Duolingo does a great job capturing the novel delight of learning a new language. You hop on, take a short quiz, and a little green owl waves at you and hops towards a trophy. You can add friends, join group challenges, and there’s a weekly ranking system to compete with users all over the world where you have a chance to move up a league, stay stagnant, or potentially get demoted to a lower league.
Duolingo takes a “spaced repetition” approach at language learning. I like how the app serves you vocabulary in isolation as well as in different sentence contexts with different AI voices, all aimed to reinforce the words before it leaves your brain. The progress meters, streaks, and competitive nature of the app are all a part of the gamification system designed to keep you coming back. But… there’s a lot of them.

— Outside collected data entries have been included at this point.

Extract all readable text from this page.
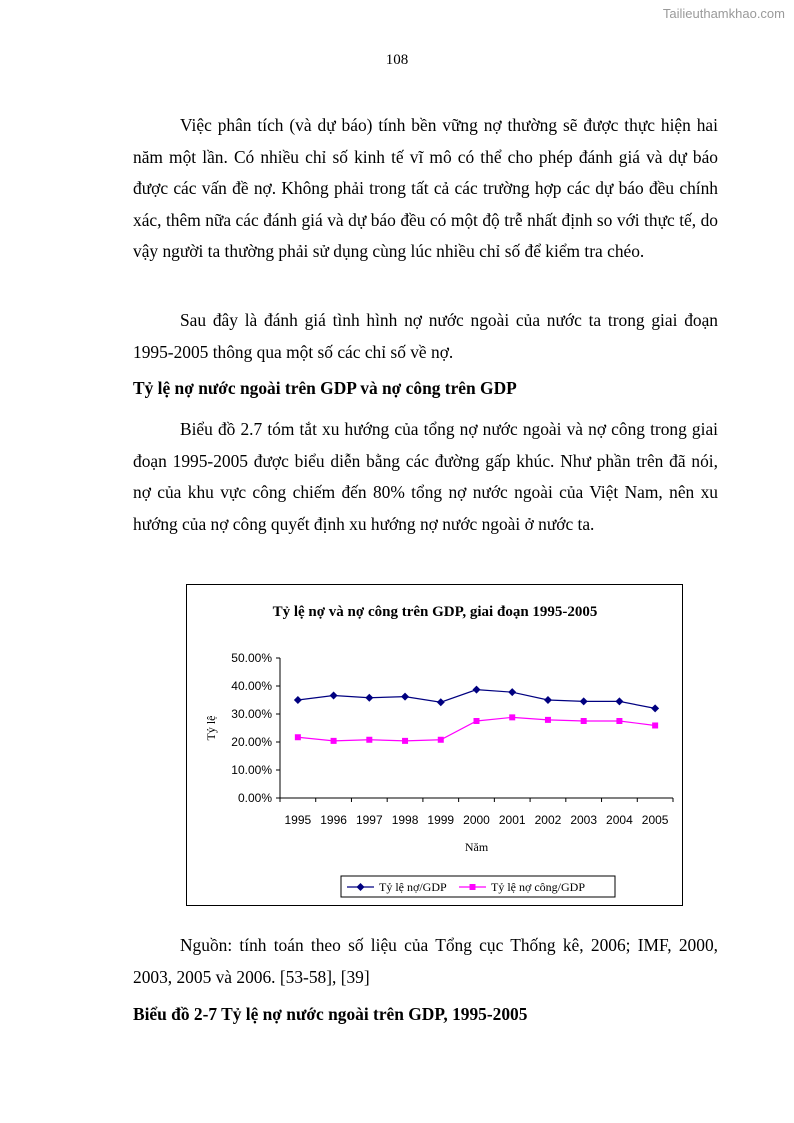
Tailieuthamkhao.com
108

Việc phân tích (và dự báo) tính bền vững nợ thường sẽ được thực hiện hai năm một lần. Có nhiều chỉ số kinh tế vĩ mô có thể cho phép đánh giá và dự báo được các vấn đề nợ. Không phải trong tất cả các trường hợp các dự báo đều chính xác, thêm nữa các đánh giá và dự báo đều có một độ trễ nhất định so với thực tế, do vậy người ta thường phải sử dụng cùng lúc nhiều chỉ số để kiểm tra chéo.

Sau đây là đánh giá tình hình nợ nước ngoài của nước ta trong giai đoạn 1995-2005 thông qua một số các chỉ số về nợ.

Tỷ lệ nợ nước ngoài trên GDP và nợ công trên GDP

Biểu đồ 2.7 tóm tắt xu hướng của tổng nợ nước ngoài và nợ công trong giai đoạn 1995-2005 được biểu diễn bằng các đường gấp khúc. Như phần trên đã nói, nợ của khu vực công chiếm đến 80% tổng nợ nước ngoài của Việt Nam, nên xu hướng của nợ công quyết định xu hướng nợ nước ngoài ở nước ta.

Tỷ lệ nợ và nợ công trên GDP, giai đoạn 1995-2005
0.00%
10.00%
20.00%
30.00%
40.00%
50.00%
1995 1996 1997 1998 1999 2000 2001 2002 2003 2004 2005
Tỷ lệ
Năm
Tỷ lệ nợ/GDP	Tỷ lệ nợ công/GDP

Nguồn: tính toán theo số liệu của Tổng cục Thống kê, 2006; IMF, 2000, 2003, 2005 và 2006. [53-58], [39]

Biểu đồ 2-7 Tỷ lệ nợ nước ngoài trên GDP, 1995-2005
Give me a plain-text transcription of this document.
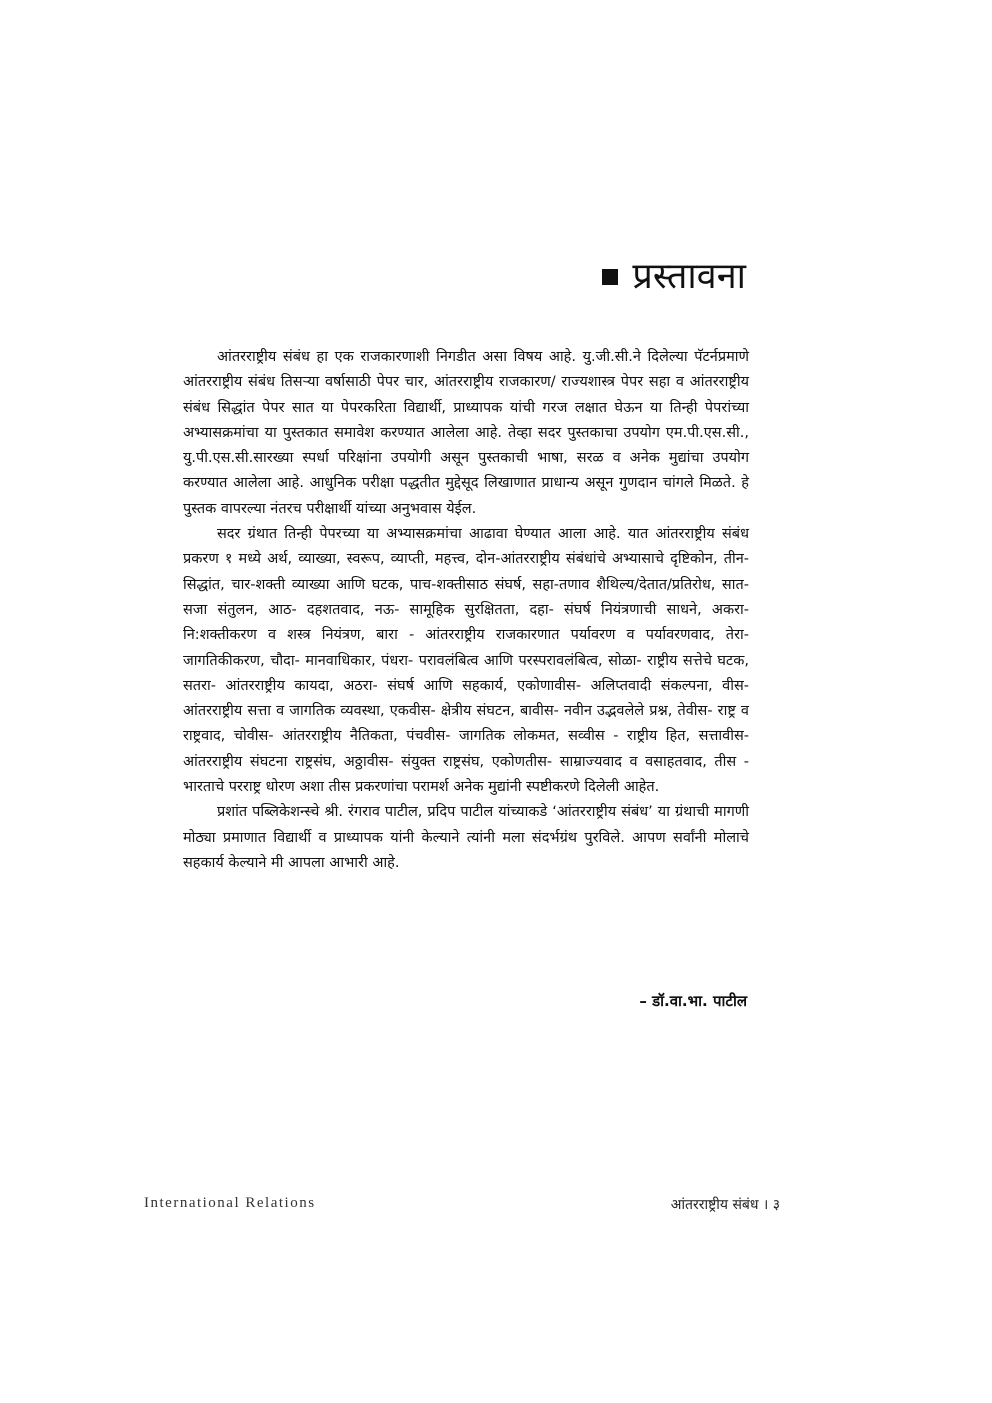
प्रस्तावना

आंतरराष्ट्रीय संबंध हा एक राजकारणाशी निगडीत असा विषय आहे. यु.जी.सी.ने दिलेल्या पॅटर्नप्रमाणे आंतरराष्ट्रीय संबंध तिसऱ्या वर्षासाठी पेपर चार, आंतरराष्ट्रीय राजकारण/ राज्यशास्त्र पेपर सहा व आंतरराष्ट्रीय संबंध सिद्धांत पेपर सात या पेपरकरिता विद्यार्थी, प्राध्यापक यांची गरज लक्षात घेऊन या तिन्ही पेपरांच्या अभ्यासक्रमांचा या पुस्तकात समावेश करण्यात आलेला आहे. तेव्हा सदर पुस्तकाचा उपयोग एम.पी.एस.सी., यु.पी.एस.सी.सारख्या स्पर्धा परिक्षांना उपयोगी असून पुस्तकाची भाषा, सरळ व अनेक मुद्यांचा उपयोग करण्यात आलेला आहे. आधुनिक परीक्षा पद्धतीत मुद्देसूद लिखाणात प्राधान्य असून गुणदान चांगले मिळते. हे पुस्तक वापरल्या नंतरच परीक्षार्थी यांच्या अनुभवास येईल.

सदर ग्रंथात तिन्ही पेपरच्या या अभ्यासक्रमांचा आढावा घेण्यात आला आहे. यात आंतरराष्ट्रीय संबंध प्रकरण १ मध्ये अर्थ, व्याख्या, स्वरूप, व्याप्ती, महत्त्व, दोन-आंतरराष्ट्रीय संबंधांचे अभ्यासाचे दृष्टिकोन, तीन-सिद्धांत, चार-शक्ती व्याख्या आणि घटक, पाच-शक्तीसाठ संघर्ष, सहा-तणाव शैथिल्य/देतात/प्रतिरोध, सात- सजा संतुलन, आठ- दहशतवाद, नऊ- सामूहिक सुरक्षितता, दहा- संघर्ष नियंत्रणाची साधने, अकरा- नि:शक्तीकरण व शस्त्र नियंत्रण, बारा - आंतरराष्ट्रीय राजकारणात पर्यावरण व पर्यावरणवाद, तेरा- जागतिकीकरण, चौदा- मानवाधिकार, पंधरा- परावलंबित्व आणि परस्परावलंबित्व, सोळा- राष्ट्रीय सत्तेचे घटक, सतरा- आंतरराष्ट्रीय कायदा, अठरा- संघर्ष आणि सहकार्य, एकोणावीस- अलिप्तवादी संकल्पना, वीस- आंतरराष्ट्रीय सत्ता व जागतिक व्यवस्था, एकवीस- क्षेत्रीय संघटन, बावीस- नवीन उद्भवलेले प्रश्न, तेवीस- राष्ट्र व राष्ट्रवाद, चोवीस- आंतरराष्ट्रीय नैतिकता, पंचवीस- जागतिक लोकमत, सव्वीस - राष्ट्रीय हित, सत्तावीस- आंतरराष्ट्रीय संघटना राष्ट्रसंघ, अठ्ठावीस- संयुक्त राष्ट्रसंघ, एकोणतीस- साम्राज्यवाद व वसाहतवाद, तीस - भारताचे परराष्ट्र धोरण अशा तीस प्रकरणांचा परामर्श अनेक मुद्यांनी स्पष्टीकरणे दिलेली आहेत.

प्रशांत पब्लिकेशन्स्चे श्री. रंगराव पाटील, प्रदिप पाटील यांच्याकडे ‘आंतरराष्ट्रीय संबंध’ या ग्रंथाची मागणी मोठ्या प्रमाणात विद्यार्थी व प्राध्यापक यांनी केल्याने त्यांनी मला संदर्भग्रंथ पुरविले. आपण सर्वांनी मोलाचे सहकार्य केल्याने मी आपला आभारी आहे.

– डॉ.वा.भा. पाटील
International Relations	आंतरराष्ट्रीय संबंध । ३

Here’s a short list of all the progress meters inside the Duolingo you’re responsible for filling up.
- Daily streak progress
- Course progress
- Lesson progress
- Daily missions for monthly reward
- Monthy achievement progress
- Weekly league ranking progress
- Weekly friend challenge progress
- Collecting gems
- Match Madness progress
- +9 other achievement categories
Slowly you realize the truth about Duolingo; it’s not a language learning platform, it’s an engagement platform. And through that engagement you might pick up some language skills. Duolingo does little in explaining how rudimentary concepts like verbs or participles work and instead lets you piece it together solely from repetition and context clues. Repetition in learning is important but without ever addressing the fundamentals of a language Duolingo reveals it’s prioritizing something else over language mechanics.
Duolingo succeeds when you log in, see an ad after every lesson, and feel like you’re making progress towards a goal so that you will log in the next day and repeat the cycle. The dopamine hits and then a surprise (!) Double XP potion shows up at the beginning of the week. The Double XP boosts your score and you secure a spot on the leaderboard. This spurs more notifications and sessions for your competitors, which serves more ads. Now the pressure’s on to avoid losing your spot on the leaderboard. Another potion shows up to get you over the mid-week slump and to stir the coals of the engagement metrics again. You can of course pay to not see ads and unlock faster dopamine hits.
And then there’s the social pressure from the cartoon bird to keep your streak alive. At first it’s motivating and cute but then turns a bit ominous and manipulative, saved only by its sense of humor.
Despite it all the engagement theatrics, Duolingo is fun. I wish I had Duolingo when I was initially learning Japanese in college (or Spanish in high school). I think along with textbook learning it would have cemented a lot of concepts for me. It’s fun to get a daily dose of something new and see the scores go up.
At one point all four members of my family were on Duolingo learning four different languages simultaneously in the same room. That was chaotic, fun, and made me genuinely excited to see my family enjoy learning another language which something I enjoy. When you’d hear a the notable ding from across the house, you’d feel a Pavlovian urge to open the app on your phone and continue learning. One-by-one in reverse age order, however, we all came to the same conclusion that the repetition and the notifications were tiresome. After using Duolingo for 100 days in a row, I uninstalled the app.
I’ve enjoyed noodling on Japanese, Piano, Spanish, German, Korean, Esperanto, and Klingon… and perhaps I will again one day, but for now it’s become another to-do during the day. The lessons were too repetitive and slow for me, a person who wants to flex a part of my existing memory and not learn from scratch. I can only hear about green tea so many times. Your experience might be different, but if I could find a “Practice Only” version of Duolingo without the engagement machine attached and a little less repetition, I think that would be the right fit for me.